MINOR: pools: release the pool's lock during the malloc/free calls

The malloc and free calls and especially the underlying mmap/munmap()
can occasionally take a huge amount of time and even cause the thread
to sleep. This is visible when haproxy is compiled with DEBUG_UAF which
causes every single pool allocation/free to allocate and release pages.

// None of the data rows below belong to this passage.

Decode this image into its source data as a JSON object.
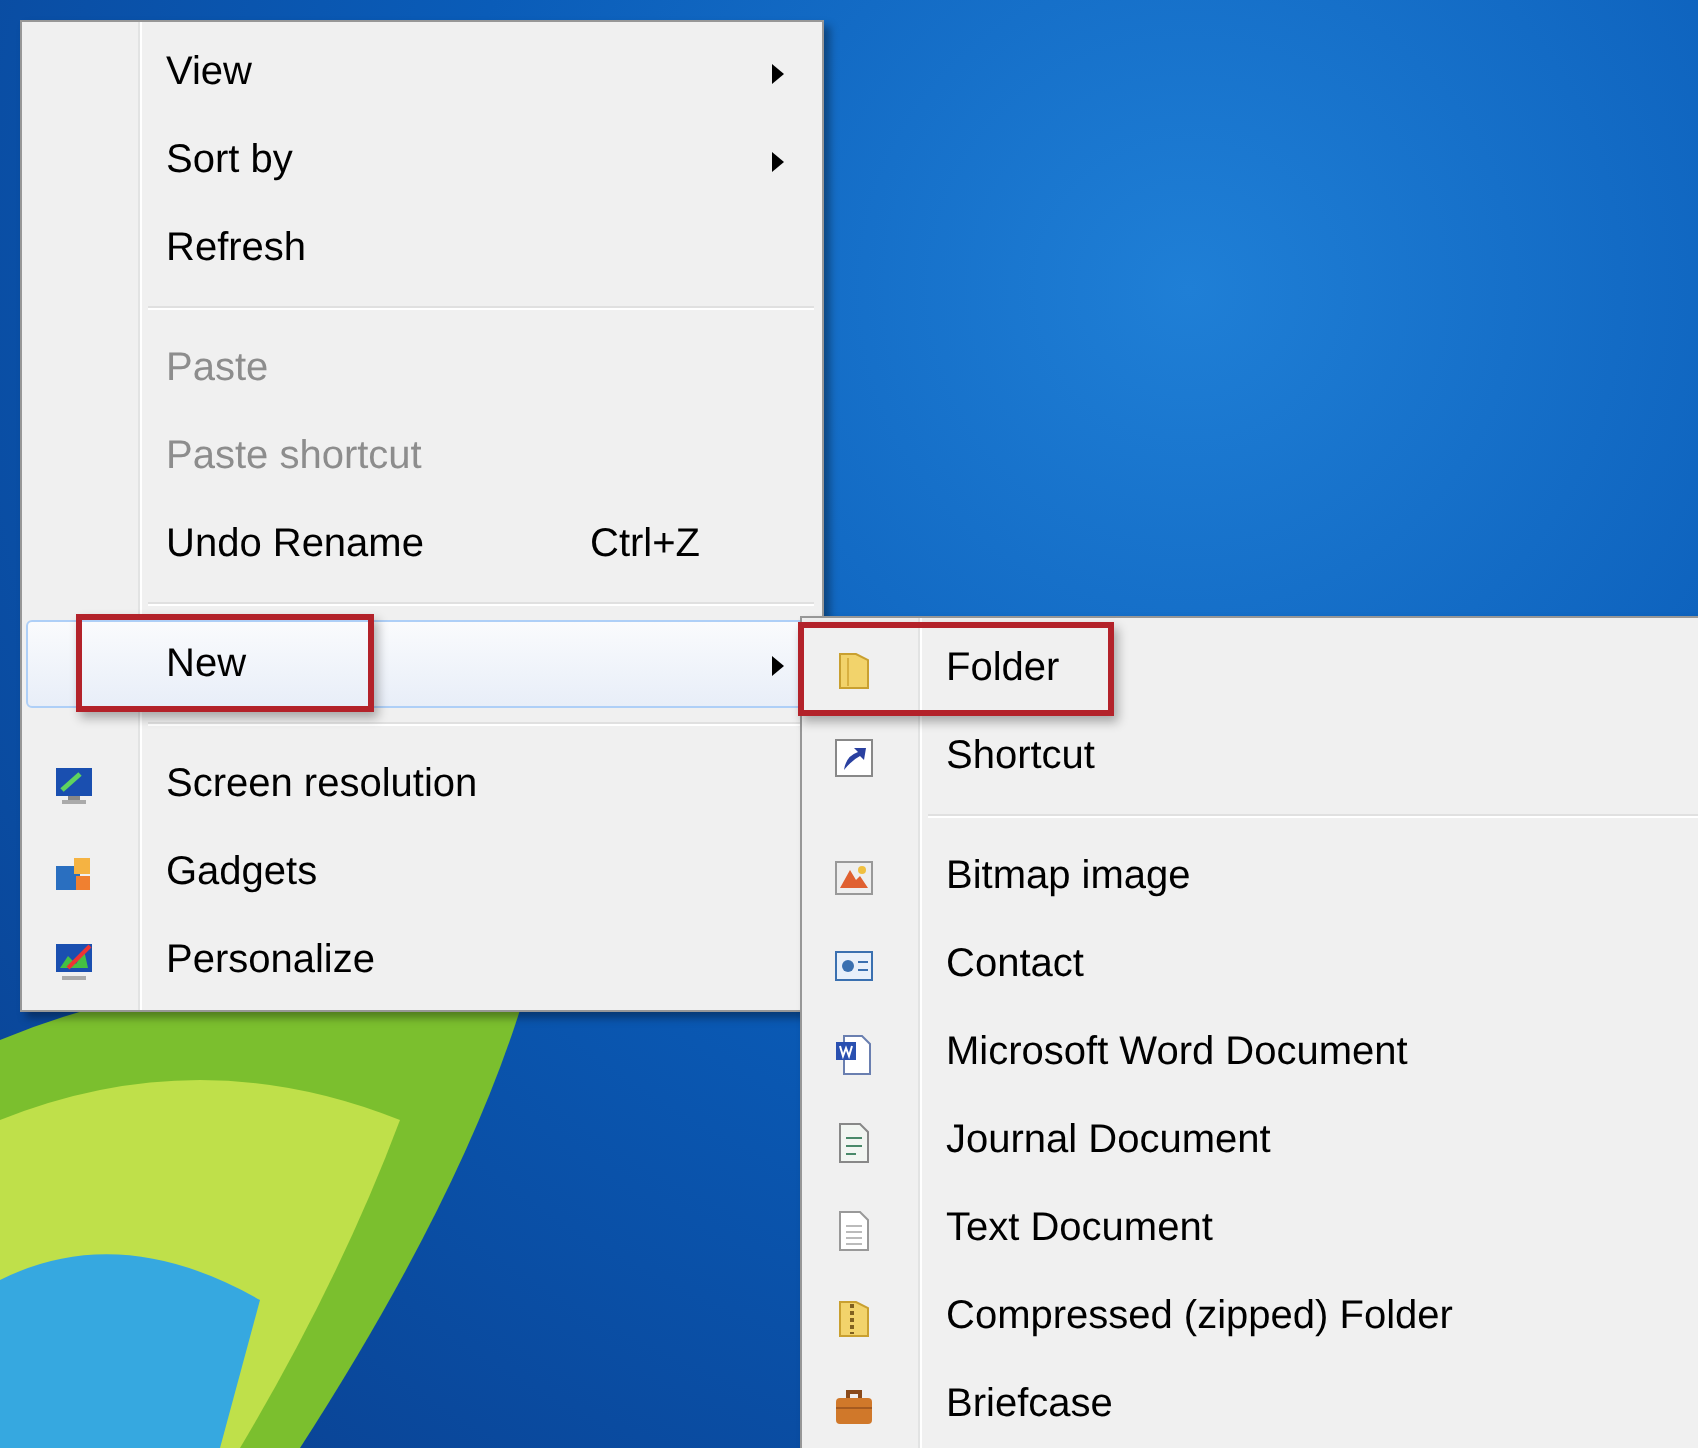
{
  "context_menu": {
    "items": [
      {
        "kind": "item",
        "label": "View",
        "submenu": true,
        "disabled": false,
        "selected": false,
        "marked": false
      },
      {
        "kind": "item",
        "label": "Sort by",
        "submenu": true,
        "disabled": false,
        "selected": false,
        "marked": false
      },
      {
        "kind": "item",
        "label": "Refresh",
        "submenu": false,
        "disabled": false,
        "selected": false,
        "marked": false
      },
      {
        "kind": "separator"
      },
      {
        "kind": "item",
        "label": "Paste",
        "submenu": false,
        "disabled": true,
        "selected": false,
        "marked": false
      },
      {
        "kind": "item",
        "label": "Paste shortcut",
        "submenu": false,
        "disabled": true,
        "selected": false,
        "marked": false
      },
      {
        "kind": "item",
        "label": "Undo Rename",
        "shortcut": "Ctrl+Z",
        "submenu": false,
        "disabled": false,
        "selected": false,
        "marked": false
      },
      {
        "kind": "separator"
      },
      {
        "kind": "item",
        "label": "New",
        "submenu": true,
        "disabled": false,
        "selected": true,
        "marked": true
      },
      {
        "kind": "separator"
      },
      {
        "kind": "monitor",
        "label": "Screen resolution",
        "submenu": false,
        "disabled": false,
        "selected": false,
        "marked": false
      },
      {
        "kind": "gadgets",
        "label": "Gadgets",
        "submenu": false,
        "disabled": false,
        "selected": false,
        "marked": false
      },
      {
        "kind": "personalize",
        "label": "Personalize",
        "submenu": false,
        "disabled": false,
        "selected": false,
        "marked": false
      }
    ]
  },
  "new_submenu": {
    "items": [
      {
        "kind": "folder",
        "label": "Folder",
        "submenu": false,
        "disabled": false,
        "selected": false,
        "marked": true
      },
      {
        "kind": "shortcut",
        "label": "Shortcut",
        "submenu": false,
        "disabled": false,
        "selected": false,
        "marked": false
      },
      {
        "kind": "separator"
      },
      {
        "kind": "bitmap",
        "label": "Bitmap image",
        "submenu": false,
        "disabled": false,
        "selected": false,
        "marked": false
      },
      {
        "kind": "contact",
        "label": "Contact",
        "submenu": false,
        "disabled": false,
        "selected": false,
        "marked": false
      },
      {
        "kind": "word",
        "label": "Microsoft Word Document",
        "submenu": false,
        "disabled": false,
        "selected": false,
        "marked": false
      },
      {
        "kind": "journal",
        "label": "Journal Document",
        "submenu": false,
        "disabled": false,
        "selected": false,
        "marked": false
      },
      {
        "kind": "text",
        "label": "Text Document",
        "submenu": false,
        "disabled": false,
        "selected": false,
        "marked": false
      },
      {
        "kind": "zip",
        "label": "Compressed (zipped) Folder",
        "submenu": false,
        "disabled": false,
        "selected": false,
        "marked": false
      },
      {
        "kind": "briefcase",
        "label": "Briefcase",
        "submenu": false,
        "disabled": false,
        "selected": false,
        "marked": false
      }
    ]
  }
}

In this case, when using the locked pools, the watchdog can occasionally
fire under high contention (typically requesting 40000 1M objects in
parallel over 8 threads). Then, "perf top" shows that 50% of the CPU
time is spent in mmap() and munmap(). The reason the watchdog fires is
because some threads spin on the pool lock which is held by other threads
waiting on mmap() or munmap().

This patch modifies this so that the pool lock is released during these
syscalls. Not only this allows other threads to request try to allocate
their data in parallel, but it also considerably reduces the lock
contention.

Note that the locked pools are only used on small architectures where
high thread counts would not make sense, so this will not provide any
benefit in the general case. However it makes the debugging versions
way more stable, which is always appreciated.

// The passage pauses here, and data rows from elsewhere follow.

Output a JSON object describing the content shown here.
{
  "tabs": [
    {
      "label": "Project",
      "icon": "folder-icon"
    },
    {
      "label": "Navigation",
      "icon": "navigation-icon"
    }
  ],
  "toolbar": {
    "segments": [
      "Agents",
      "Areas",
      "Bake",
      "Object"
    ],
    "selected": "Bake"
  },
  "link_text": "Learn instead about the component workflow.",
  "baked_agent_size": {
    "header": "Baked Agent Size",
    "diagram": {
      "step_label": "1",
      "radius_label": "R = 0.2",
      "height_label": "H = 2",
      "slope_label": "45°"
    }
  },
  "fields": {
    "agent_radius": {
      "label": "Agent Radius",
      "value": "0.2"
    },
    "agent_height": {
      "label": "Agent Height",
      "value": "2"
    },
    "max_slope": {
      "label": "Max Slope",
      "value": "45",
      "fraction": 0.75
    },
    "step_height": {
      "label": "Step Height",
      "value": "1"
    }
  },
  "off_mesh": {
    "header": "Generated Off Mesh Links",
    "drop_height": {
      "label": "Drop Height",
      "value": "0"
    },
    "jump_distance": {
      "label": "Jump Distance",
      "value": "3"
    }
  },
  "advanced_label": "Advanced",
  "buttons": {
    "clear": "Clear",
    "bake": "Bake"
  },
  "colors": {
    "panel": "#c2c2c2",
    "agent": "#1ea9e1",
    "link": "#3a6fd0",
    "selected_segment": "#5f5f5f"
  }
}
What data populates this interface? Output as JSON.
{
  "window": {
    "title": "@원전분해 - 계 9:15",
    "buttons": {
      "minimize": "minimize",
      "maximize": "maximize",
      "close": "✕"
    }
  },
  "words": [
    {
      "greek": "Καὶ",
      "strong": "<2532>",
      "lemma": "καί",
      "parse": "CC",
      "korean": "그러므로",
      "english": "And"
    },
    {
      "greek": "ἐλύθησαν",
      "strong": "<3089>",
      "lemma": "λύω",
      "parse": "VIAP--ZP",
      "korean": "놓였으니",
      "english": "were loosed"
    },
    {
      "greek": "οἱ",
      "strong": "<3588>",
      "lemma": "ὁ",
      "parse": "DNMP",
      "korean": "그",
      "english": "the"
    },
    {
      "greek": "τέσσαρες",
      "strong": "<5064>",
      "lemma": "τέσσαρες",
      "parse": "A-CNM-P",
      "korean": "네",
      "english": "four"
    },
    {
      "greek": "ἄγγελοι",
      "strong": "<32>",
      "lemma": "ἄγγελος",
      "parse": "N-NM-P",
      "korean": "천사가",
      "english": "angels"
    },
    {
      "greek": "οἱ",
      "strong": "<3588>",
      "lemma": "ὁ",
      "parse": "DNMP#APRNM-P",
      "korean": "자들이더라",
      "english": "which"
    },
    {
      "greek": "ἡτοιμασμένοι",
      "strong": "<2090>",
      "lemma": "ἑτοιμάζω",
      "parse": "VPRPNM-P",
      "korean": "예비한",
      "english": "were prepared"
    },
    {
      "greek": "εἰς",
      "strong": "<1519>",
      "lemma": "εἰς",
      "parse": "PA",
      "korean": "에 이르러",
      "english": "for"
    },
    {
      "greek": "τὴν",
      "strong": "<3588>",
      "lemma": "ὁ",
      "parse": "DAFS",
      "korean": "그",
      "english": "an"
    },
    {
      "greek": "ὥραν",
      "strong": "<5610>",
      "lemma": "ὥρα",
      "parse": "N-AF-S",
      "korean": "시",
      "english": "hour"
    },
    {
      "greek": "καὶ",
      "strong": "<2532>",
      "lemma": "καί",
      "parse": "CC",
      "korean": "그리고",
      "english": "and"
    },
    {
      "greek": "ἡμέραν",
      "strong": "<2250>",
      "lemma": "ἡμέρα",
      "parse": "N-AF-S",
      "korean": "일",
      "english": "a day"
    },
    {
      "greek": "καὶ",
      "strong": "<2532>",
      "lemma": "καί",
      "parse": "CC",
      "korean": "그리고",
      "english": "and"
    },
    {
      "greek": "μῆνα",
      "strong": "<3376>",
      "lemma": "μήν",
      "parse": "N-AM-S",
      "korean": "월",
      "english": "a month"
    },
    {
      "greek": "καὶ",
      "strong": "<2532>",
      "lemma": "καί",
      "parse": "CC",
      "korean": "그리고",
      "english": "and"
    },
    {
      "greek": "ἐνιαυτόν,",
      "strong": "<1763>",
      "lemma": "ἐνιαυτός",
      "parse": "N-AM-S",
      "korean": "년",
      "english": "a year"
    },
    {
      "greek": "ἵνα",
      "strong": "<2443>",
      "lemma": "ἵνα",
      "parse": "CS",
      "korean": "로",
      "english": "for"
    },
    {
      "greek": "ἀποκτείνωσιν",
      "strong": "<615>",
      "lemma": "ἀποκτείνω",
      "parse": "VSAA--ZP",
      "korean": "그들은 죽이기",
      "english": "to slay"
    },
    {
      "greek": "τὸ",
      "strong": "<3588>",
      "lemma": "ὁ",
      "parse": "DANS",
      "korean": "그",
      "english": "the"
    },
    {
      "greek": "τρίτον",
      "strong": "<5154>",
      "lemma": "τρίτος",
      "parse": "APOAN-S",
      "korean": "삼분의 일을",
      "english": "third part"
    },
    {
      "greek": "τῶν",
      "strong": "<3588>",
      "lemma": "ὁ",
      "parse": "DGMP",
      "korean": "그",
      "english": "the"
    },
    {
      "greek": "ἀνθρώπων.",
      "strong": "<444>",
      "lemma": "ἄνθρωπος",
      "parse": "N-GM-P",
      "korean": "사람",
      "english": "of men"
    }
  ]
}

diff --git a/include/common/memory.h b/include/common/memory.h
index 8e61156..8fc7cc8 100644
--- a/include/common/memory.h
+++ b/include/common/memory.h
@@ -473,7 +473,6 @@
 static inline void pool_free(struct pool_head *pool, void *ptr)
 {
         if (likely(ptr != NULL)) {
-		HA_SPIN_LOCK(POOL_LOCK, &pool->lock);
 #ifdef DEBUG_MEMORY_POOLS
 		/* we'll get late corruption if we refill to the wrong pool or double-free */
 		if (*POOL_LINK(pool, ptr) != (void *)pool)
@@ -481,16 +480,20 @@
 #endif
 
 #ifndef DEBUG_UAF /* normal pool behaviour */
+		HA_SPIN_LOCK(POOL_LOCK, &pool->lock);
 		*POOL_LINK(pool, ptr) = (void *)pool->free_list;
-                pool->free_list = (void *)ptr;
+		pool->free_list = (void *)ptr;
+		pool->used--;
+		HA_SPIN_UNLOCK(POOL_LOCK, &pool->lock);
 #else  /* release the entry for real to detect use after free */
 		/* ensure we crash on double free or free of a const area*/
 		*(uint32_t *)ptr = 0xDEADADD4;
 		pool_free_area(ptr, pool->size + POOL_EXTRA);
+		HA_SPIN_LOCK(POOL_LOCK, &pool->lock);
 		pool->allocated--;
-#endif /* DEBUG_UAF */
-                pool->used--;
+		pool->used--;
 		HA_SPIN_UNLOCK(POOL_LOCK, &pool->lock);
+#endif /* DEBUG_UAF */
 	}
 }
 #endif /* CONFIG_HAP_LOCKLESS_POOLS */
diff --git a/src/memory.c b/src/memory.c
index edacb00..8fed2f4 100644
--- a/src/memory.c
+++ b/src/memory.c
@@ -335,7 +335,9 @@
 			return NULL;
 		}
 
+		HA_SPIN_UNLOCK(POOL_LOCK, &pool->lock);
 		ptr = pool_alloc_area(pool->size + POOL_EXTRA);
+		HA_SPIN_LOCK(POOL_LOCK, &pool->lock);
 		if (!ptr) {
 			pool->failed++;
 			if (failed) {
@@ -373,21 +375,24 @@
  */
 void pool_flush(struct pool_head *pool)
 {
-	void *temp, *next;
+	void *temp;
+
 	if (!pool)
 		return;
 
-	HA_SPIN_LOCK(POOL_LOCK, &pool->lock);
-	next = pool->free_list;
-	while (next) {
-		temp = next;
-		next = *POOL_LINK(pool, temp);
+	while (1) {
+		HA_SPIN_LOCK(POOL_LOCK, &pool->lock);
+		temp = pool->free_list;
+		if (!temp) {
+			HA_SPIN_UNLOCK(POOL_LOCK, &pool->lock);
+			break;
+		}
+		pool->free_list = *POOL_LINK(pool, temp);
 		pool->allocated--;
+		HA_SPIN_UNLOCK(POOL_LOCK, &pool->lock);
 		pool_free_area(temp, pool->size + POOL_EXTRA);
 	}
-	pool->free_list = next;
-	HA_SPIN_UNLOCK(POOL_LOCK, &pool->lock);
-	/* here, we should have pool->allocate == pool->used */
+	/* here, we should have pool->allocated == pool->used */
 }
 
 /*
@@ -419,7 +424,11 @@
 			temp = next;
 			next = *POOL_LINK(entry, temp);
 			entry->allocated--;
+			if (entry != pool_ctx)
+				HA_SPIN_UNLOCK(POOL_LOCK, &entry->lock);
 			pool_free_area(temp, entry->size + POOL_EXTRA);
+			if (entry != pool_ctx)
+				HA_SPIN_LOCK(POOL_LOCK, &entry->lock);
 		}
 		entry->free_list = next;
 		if (entry != pool_ctx)